How Surprise Undisclosed Debt Can Sink Your Mortgage Application
Most people work very hard to be in a position to obtain a mortgage, and yet in a surprising number of cases loan applications fall through for the oddest reason: Borrowers are racking up new debt during the application process.
A new report from Equifax shows that almost 14 percent of all mortgage borrowers — one out of seven — apply for new debt at the same time they're seeking to finance or refinance a home.
"Many borrowers, says the Equifax study, Zooming in on Undisclosed Debt, "simply don't realize how this new 'undisclosed debt' impacts their ability to qualify for their mortgage."
In fact, new undisclosed debt can sink a mortgage application. It's that simple — and reason enough to never open a new credit account while applying for a mortgage.
So why are borrowers being denied loans because of new credit purchases?
When you apply for a mortgage, one of the first steps taken by a lender is to check your credit. Passing that first inspection doesn't put you in the clear, however — lenders routinely do another credit check just before closing. If that second check shows more debt and higher monthly costs, the entire application process can come to a halt. In fact, if that second credit report shows inquiries (which could indicate that you have applied for credit), your mortgage gets derailed. Here's why:
Let's imagine that you want an FHA loan which allows up to 31 percent of your income to be used for housing costs such as mortgage principal, interest, taxes and insurance. If your monthly household income is $7,000 per month before taxes it means you can afford $2,170 for housing costs.

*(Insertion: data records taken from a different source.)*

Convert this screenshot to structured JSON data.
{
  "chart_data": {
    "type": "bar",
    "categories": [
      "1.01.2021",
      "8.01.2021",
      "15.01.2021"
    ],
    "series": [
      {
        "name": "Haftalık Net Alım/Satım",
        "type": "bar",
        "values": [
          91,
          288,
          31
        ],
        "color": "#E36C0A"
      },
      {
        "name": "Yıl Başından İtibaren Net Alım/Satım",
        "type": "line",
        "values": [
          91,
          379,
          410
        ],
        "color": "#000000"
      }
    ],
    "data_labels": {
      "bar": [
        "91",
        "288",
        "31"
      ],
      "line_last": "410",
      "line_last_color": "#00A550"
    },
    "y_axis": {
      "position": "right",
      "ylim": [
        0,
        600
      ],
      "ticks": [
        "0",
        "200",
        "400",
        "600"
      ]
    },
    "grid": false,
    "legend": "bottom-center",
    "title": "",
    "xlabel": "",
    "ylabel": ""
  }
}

In addition, say that you are allowed to use as much as 43 percent of your monthly income for all recurring costs, including housing expenses. For a household that earns $7,000 per month, the borrowers can support monthly bills for such things as housing, auto loans, student debt and credit card bills equal to $3,010.

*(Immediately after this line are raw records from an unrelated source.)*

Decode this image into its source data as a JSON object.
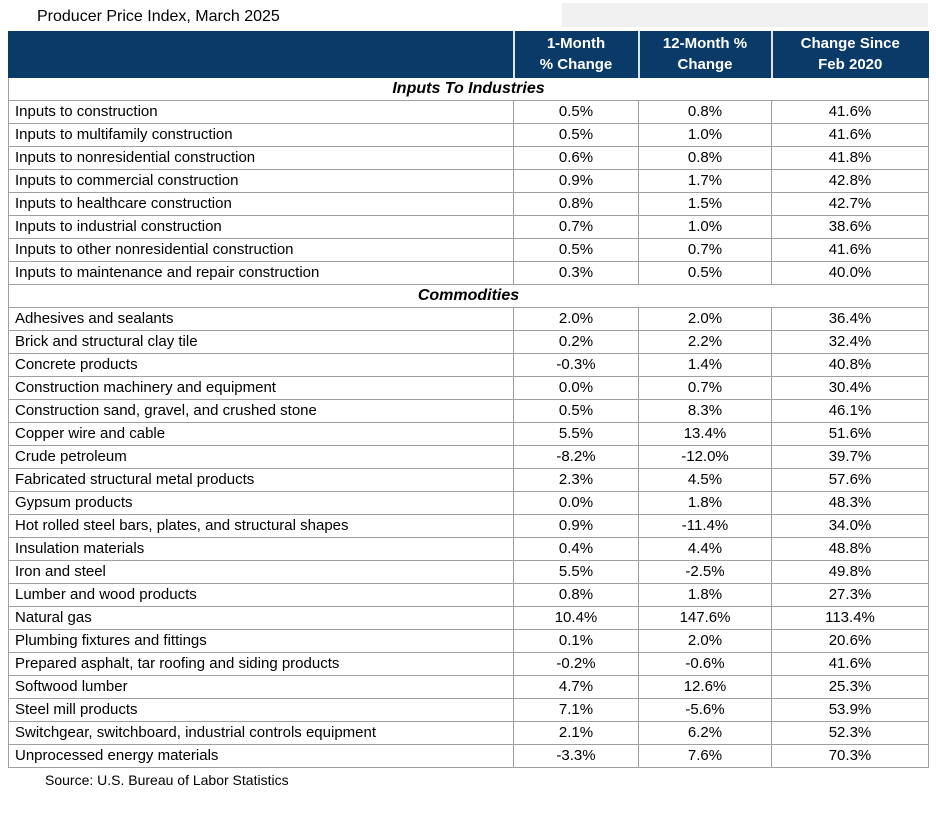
{
  "colors": {
    "header_bg": "#0a3a68",
    "header_text": "#ffffff",
    "grid_line": "#a0a0a0",
    "body_bg": "#ffffff"
  },
  "chart_data": {
    "type": "table",
    "title": "Producer Price Index, March 2025",
    "source": "Source: U.S. Bureau of Labor Statistics",
    "columns": [
      "",
      "1-Month\n% Change",
      "12-Month %\nChange",
      "Change Since\nFeb 2020"
    ],
    "sections": [
      {
        "label": "Inputs To Industries",
        "rows": [
          {
            "label": "Inputs to construction",
            "values": [
              "0.5%",
              "0.8%",
              "41.6%"
            ]
          },
          {
            "label": "Inputs to multifamily construction",
            "values": [
              "0.5%",
              "1.0%",
              "41.6%"
            ]
          },
          {
            "label": "Inputs to nonresidential construction",
            "values": [
              "0.6%",
              "0.8%",
              "41.8%"
            ]
          },
          {
            "label": "Inputs to commercial construction",
            "values": [
              "0.9%",
              "1.7%",
              "42.8%"
            ]
          },
          {
            "label": "Inputs to healthcare construction",
            "values": [
              "0.8%",
              "1.5%",
              "42.7%"
            ]
          },
          {
            "label": "Inputs to industrial construction",
            "values": [
              "0.7%",
              "1.0%",
              "38.6%"
            ]
          },
          {
            "label": "Inputs to other nonresidential construction",
            "values": [
              "0.5%",
              "0.7%",
              "41.6%"
            ]
          },
          {
            "label": "Inputs to maintenance and repair construction",
            "values": [
              "0.3%",
              "0.5%",
              "40.0%"
            ]
          }
        ]
      },
      {
        "label": "Commodities",
        "rows": [
          {
            "label": "Adhesives and sealants",
            "values": [
              "2.0%",
              "2.0%",
              "36.4%"
            ]
          },
          {
            "label": "Brick and structural clay tile",
            "values": [
              "0.2%",
              "2.2%",
              "32.4%"
            ]
          },
          {
            "label": "Concrete products",
            "values": [
              "-0.3%",
              "1.4%",
              "40.8%"
            ]
          },
          {
            "label": "Construction machinery and equipment",
            "values": [
              "0.0%",
              "0.7%",
              "30.4%"
            ]
          },
          {
            "label": "Construction sand, gravel, and crushed stone",
            "values": [
              "0.5%",
              "8.3%",
              "46.1%"
            ]
          },
          {
            "label": "Copper wire and cable",
            "values": [
              "5.5%",
              "13.4%",
              "51.6%"
            ]
          },
          {
            "label": "Crude petroleum",
            "values": [
              "-8.2%",
              "-12.0%",
              "39.7%"
            ]
          },
          {
            "label": "Fabricated structural metal products",
            "values": [
              "2.3%",
              "4.5%",
              "57.6%"
            ]
          },
          {
            "label": "Gypsum products",
            "values": [
              "0.0%",
              "1.8%",
              "48.3%"
            ]
          },
          {
            "label": "Hot rolled steel bars, plates, and structural shapes",
            "values": [
              "0.9%",
              "-11.4%",
              "34.0%"
            ]
          },
          {
            "label": "Insulation materials",
            "values": [
              "0.4%",
              "4.4%",
              "48.8%"
            ]
          },
          {
            "label": "Iron and steel",
            "values": [
              "5.5%",
              "-2.5%",
              "49.8%"
            ]
          },
          {
            "label": "Lumber and wood products",
            "values": [
              "0.8%",
              "1.8%",
              "27.3%"
            ]
          },
          {
            "label": "Natural gas",
            "values": [
              "10.4%",
              "147.6%",
              "113.4%"
            ]
          },
          {
            "label": "Plumbing fixtures and fittings",
            "values": [
              "0.1%",
              "2.0%",
              "20.6%"
            ]
          },
          {
            "label": "Prepared asphalt, tar roofing and siding products",
            "values": [
              "-0.2%",
              "-0.6%",
              "41.6%"
            ]
          },
          {
            "label": "Softwood lumber",
            "values": [
              "4.7%",
              "12.6%",
              "25.3%"
            ]
          },
          {
            "label": "Steel mill products",
            "values": [
              "7.1%",
              "-5.6%",
              "53.9%"
            ]
          },
          {
            "label": "Switchgear, switchboard, industrial controls equipment",
            "values": [
              "2.1%",
              "6.2%",
              "52.3%"
            ]
          },
          {
            "label": "Unprocessed energy materials",
            "values": [
              "-3.3%",
              "7.6%",
              "70.3%"
            ]
          }
        ]
      }
    ]
  }
}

If we subtract $2,170 from $3,010 it means $840 is available for recurring monthly payments in addition to housing expenses.
Next, imagine that a borrower goes to a store just before closing to buy a new bed. The cost is $1,599 — but you can save 10 percent if you put it on the store's credit card. The borrower opens a new account, what the lending industry calls a "trade line."
The new account shows up on the credit system. The numbers which allowed the borrower to qualify for a new mortgage now have to be re-done. If monthly debts are above $3,010 in this example there's a good chance the loan application will be declined or delayed. If delayed, it's possible that the lock period will expire and that financing will only be available at the current mortgage rate, a rate which could be higher than the original lock-in.
The Equifax analysis showed that "the average monthly payment of new undisclosed debt was $251 with an average of 1.2 trade lines per borrower. Therefore, a couple in a household averages 2.4 trade lines per mortgage."
There's another problem lurking here: As Equifax explains, if the borrower's hidden debts are three percent above the allowable limit the lender may be forced to repurchase the loan from Fannie Mae, Freddie Mac or others who buy such debt. The threat of repurchase demands is one major reason why lenders check and re-check credit — and why Equifax now has a new product which updates credit information for lenders on a daily basis.
No lender wants to repurchase a mortgage. It's expensive, problematic and explains in part why lenders today so-carefully examine mortgage applications.
Help yourself: Once you make a mortgage application, stay away from malls, online emporiums, auto dealers, furniture stores, electronics outlets and other places where you can make big credit purchases until well after your mortgage closes and your loan officer says new credit spending is okay.